Либкнехт рассеянно освободил ее руку и опять заходил один, обдумывая что-то свое, требовавшее простых и ясных определений.
Ждать вызова пришлось долго. Рядом сидели люди рабочего облика, их вызывали к инспектору одного за другим. Очередь Либкнехта была двенадцатая. Он вынимал повестку, в который раз вчитывался в нее, затем снова совал в карман.
Наконец дело дошло до него. В длинной, безжизненно блеклой комнате спиной к окну сидел инспектор военного бюро.

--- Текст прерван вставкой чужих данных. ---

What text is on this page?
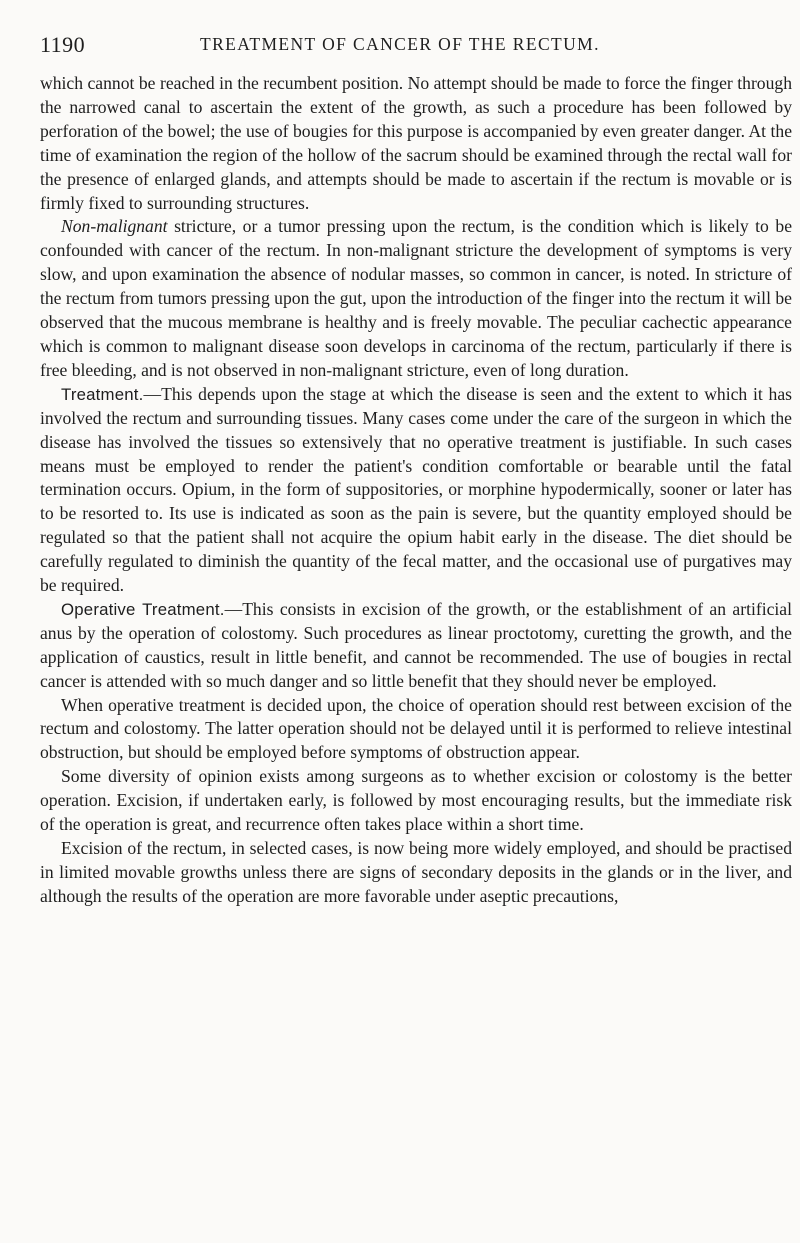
1190	TREATMENT OF CANCER OF THE RECTUM.

which cannot be reached in the recumbent position. No attempt should be made to force the finger through the narrowed canal to ascertain the extent of the growth, as such a procedure has been followed by perforation of the bowel; the use of bougies for this purpose is accompanied by even greater danger. At the time of examination the region of the hollow of the sacrum should be examined through the rectal wall for the presence of enlarged glands, and attempts should be made to ascertain if the rectum is movable or is firmly fixed to surrounding structures.

Non-malignant stricture, or a tumor pressing upon the rectum, is the condition which is likely to be confounded with cancer of the rectum. In non-malignant stricture the development of symptoms is very slow, and upon examination the absence of nodular masses, so common in cancer, is noted. In stricture of the rectum from tumors pressing upon the gut, upon the introduction of the finger into the rectum it will be observed that the mucous membrane is healthy and is freely movable. The peculiar cachectic appearance which is common to malignant disease soon develops in carcinoma of the rectum, particularly if there is free bleeding, and is not observed in non-malignant stricture, even of long duration.

Treatment.—This depends upon the stage at which the disease is seen and the extent to which it has involved the rectum and surrounding tissues. Many cases come under the care of the surgeon in which the disease has involved the tissues so extensively that no operative treatment is justifiable. In such cases means must be employed to render the patient's condition comfortable or bearable until the fatal termination occurs. Opium, in the form of suppositories, or morphine hypodermically, sooner or later has to be resorted to. Its use is indicated as soon as the pain is severe, but the quantity employed should be regulated so that the patient shall not acquire the opium habit early in the disease. The diet should be carefully regulated to diminish the quantity of the fecal matter, and the occasional use of purgatives may be required.

Operative Treatment.—This consists in excision of the growth, or the establishment of an artificial anus by the operation of colostomy. Such procedures as linear proctotomy, curetting the growth, and the application of caustics, result in little benefit, and cannot be recommended. The use of bougies in rectal cancer is attended with so much danger and so little benefit that they should never be employed.

When operative treatment is decided upon, the choice of operation should rest between excision of the rectum and colostomy. The latter operation should not be delayed until it is performed to relieve intestinal obstruction, but should be employed before symptoms of obstruction appear.

Some diversity of opinion exists among surgeons as to whether excision or colostomy is the better operation. Excision, if undertaken early, is followed by most encouraging results, but the immediate risk of the operation is great, and recurrence often takes place within a short time.

Excision of the rectum, in selected cases, is now being more widely employed, and should be practised in limited movable growths unless there are signs of secondary deposits in the glands or in the liver, and although the results of the operation are more favorable under aseptic precautions,
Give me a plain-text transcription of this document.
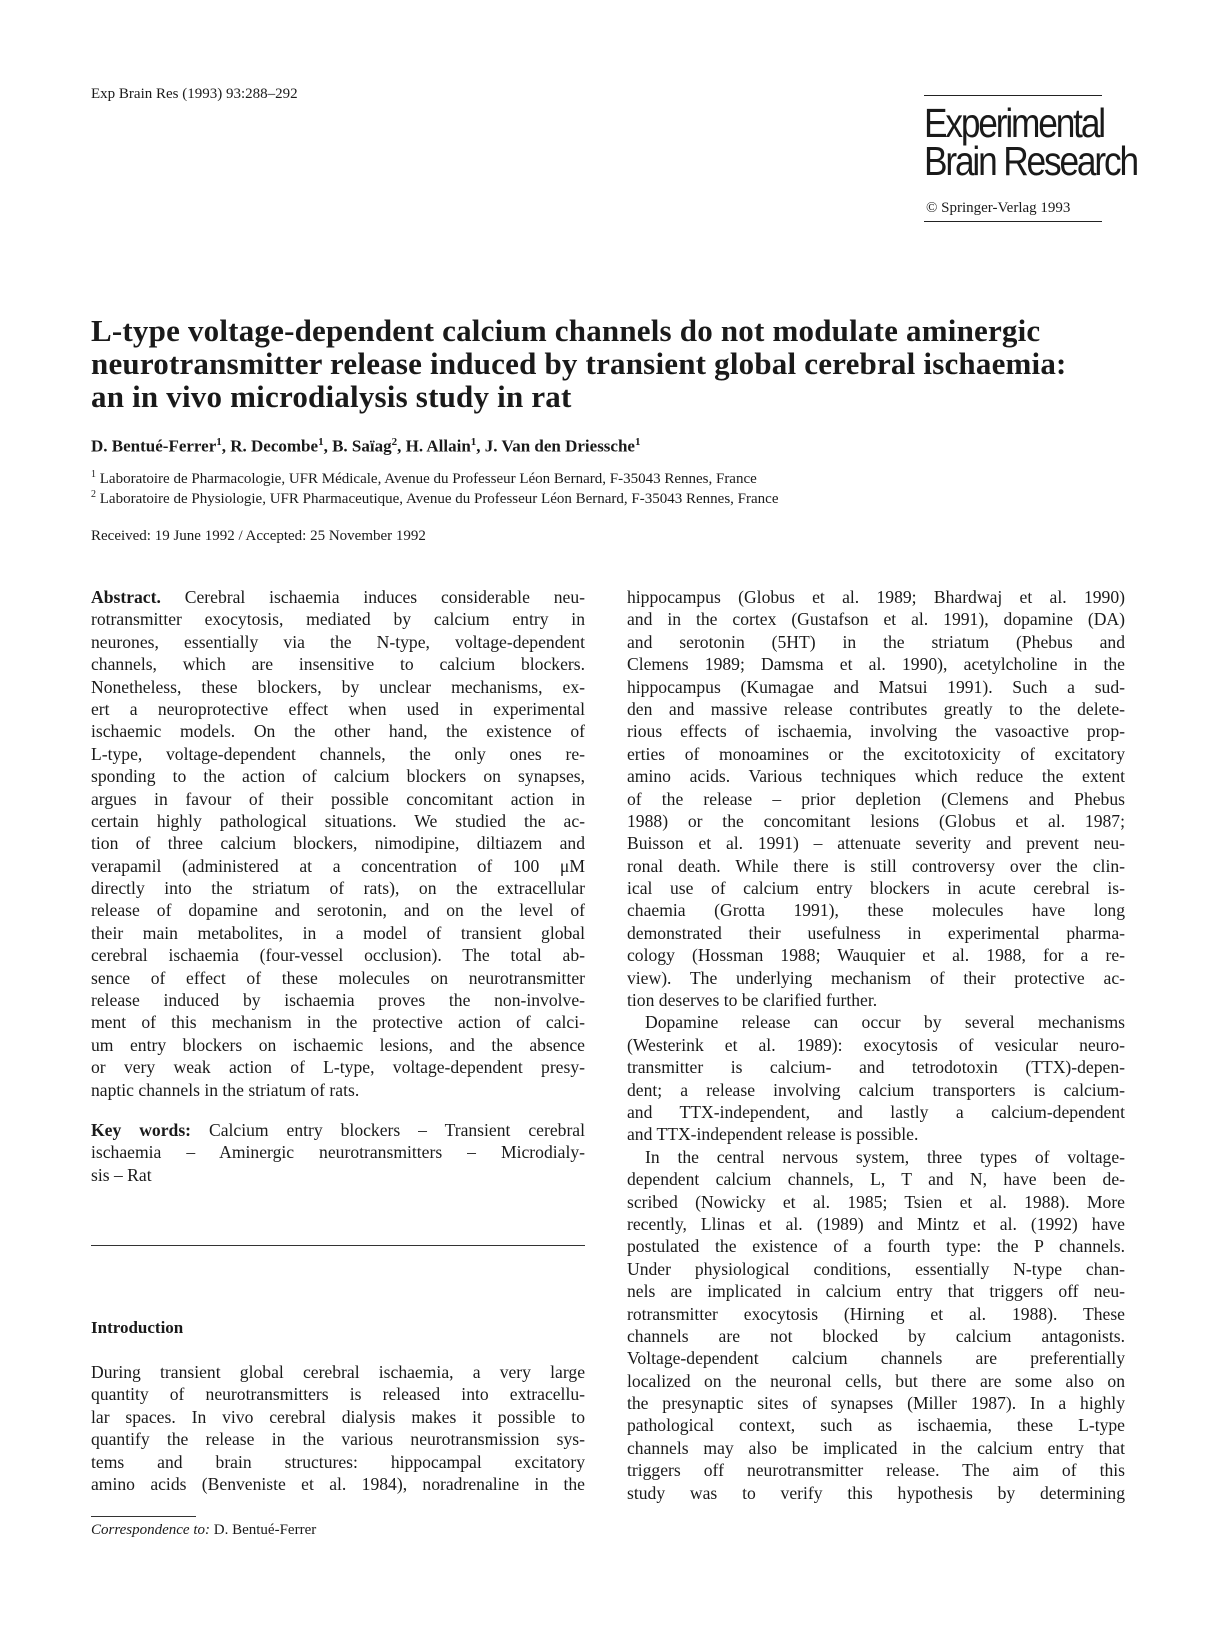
Exp Brain Res (1993) 93:288–292
Experimental
Brain Research
© Springer-Verlag 1993
L-type voltage-dependent calcium channels do not modulate aminergic
neurotransmitter release induced by transient global cerebral ischaemia:
an in vivo microdialysis study in rat
D. Bentué-Ferrer$^1$, R. Decombe$^1$, B. Saïag$^2$, H. Allain$^1$, J. Van den Driessche$^1$
$^1$ Laboratoire de Pharmacologie, UFR Médicale, Avenue du Professeur Léon Bernard, F-35043 Rennes, France
$^2$ Laboratoire de Physiologie, UFR Pharmaceutique, Avenue du Professeur Léon Bernard, F-35043 Rennes, France
Received: 19 June 1992 / Accepted: 25 November 1992
Abstract. Cerebral ischaemia induces considerable neu-
rotransmitter exocytosis, mediated by calcium entry in
neurones, essentially via the N-type, voltage-dependent
channels, which are insensitive to calcium blockers.
Nonetheless, these blockers, by unclear mechanisms, ex-
ert a neuroprotective effect when used in experimental
ischaemic models. On the other hand, the existence of
L-type, voltage-dependent channels, the only ones re-
sponding to the action of calcium blockers on synapses,
argues in favour of their possible concomitant action in
certain highly pathological situations. We studied the ac-
tion of three calcium blockers, nimodipine, diltiazem and
verapamil (administered at a concentration of 100 μM
directly into the striatum of rats), on the extracellular
release of dopamine and serotonin, and on the level of
their main metabolites, in a model of transient global
cerebral ischaemia (four-vessel occlusion). The total ab-
sence of effect of these molecules on neurotransmitter
release induced by ischaemia proves the non-involve-
ment of this mechanism in the protective action of calci-
um entry blockers on ischaemic lesions, and the absence
or very weak action of L-type, voltage-dependent presy-
naptic channels in the striatum of rats.
Key words: Calcium entry blockers – Transient cerebral
ischaemia – Aminergic neurotransmitters – Microdialy-
sis – Rat
Introduction
During transient global cerebral ischaemia, a very large
quantity of neurotransmitters is released into extracellu-
lar spaces. In vivo cerebral dialysis makes it possible to
quantify the release in the various neurotransmission sys-
tems and brain structures: hippocampal excitatory
amino acids (Benveniste et al. 1984), noradrenaline in the
Correspondence to: D. Bentué-Ferrer
hippocampus (Globus et al. 1989; Bhardwaj et al. 1990)
and in the cortex (Gustafson et al. 1991), dopamine (DA)
and serotonin (5HT) in the striatum (Phebus and
Clemens 1989; Damsma et al. 1990), acetylcholine in the
hippocampus (Kumagae and Matsui 1991). Such a sud-
den and massive release contributes greatly to the delete-
rious effects of ischaemia, involving the vasoactive prop-
erties of monoamines or the excitotoxicity of excitatory
amino acids. Various techniques which reduce the extent
of the release – prior depletion (Clemens and Phebus
1988) or the concomitant lesions (Globus et al. 1987;
Buisson et al. 1991) – attenuate severity and prevent neu-
ronal death. While there is still controversy over the clin-
ical use of calcium entry blockers in acute cerebral is-
chaemia (Grotta 1991), these molecules have long
demonstrated their usefulness in experimental pharma-
cology (Hossman 1988; Wauquier et al. 1988, for a re-
view). The underlying mechanism of their protective ac-
tion deserves to be clarified further.
Dopamine release can occur by several mechanisms
(Westerink et al. 1989): exocytosis of vesicular neuro-
transmitter is calcium- and tetrodotoxin (TTX)-depen-
dent; a release involving calcium transporters is calcium-
and TTX-independent, and lastly a calcium-dependent
and TTX-independent release is possible.
In the central nervous system, three types of voltage-
dependent calcium channels, L, T and N, have been de-
scribed (Nowicky et al. 1985; Tsien et al. 1988). More
recently, Llinas et al. (1989) and Mintz et al. (1992) have
postulated the existence of a fourth type: the P channels.
Under physiological conditions, essentially N-type chan-
nels are implicated in calcium entry that triggers off neu-
rotransmitter exocytosis (Hirning et al. 1988). These
channels are not blocked by calcium antagonists.
Voltage-dependent calcium channels are preferentially
localized on the neuronal cells, but there are some also on
the presynaptic sites of synapses (Miller 1987). In a highly
pathological context, such as ischaemia, these L-type
channels may also be implicated in the calcium entry that
triggers off neurotransmitter release. The aim of this
study was to verify this hypothesis by determining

Либкнехт назвался, протянул повестку и добавил:
— Депутат рейхстага.
Инспектор кивнул на стул, затем молча стал перебирать бумаги в папке.
— Военную службу проходили?
— Проходил.
Мелькнул в памяти час, когда его в числе других новобранцев привели в Потсдам и всех их построили перед дворцом. Вильгельм II появился на балконе и благосклонно выслушал гаркающие солдатские приветствия. Немного любуясь собой, он обратился к новобранцам с речью. Ни одной интонации не было в ней, которая показалась бы Либкнехту сколько-нибудь искренней, свободной от аффектации, ни одной мысли, которая не вызвала бы яростного протеста.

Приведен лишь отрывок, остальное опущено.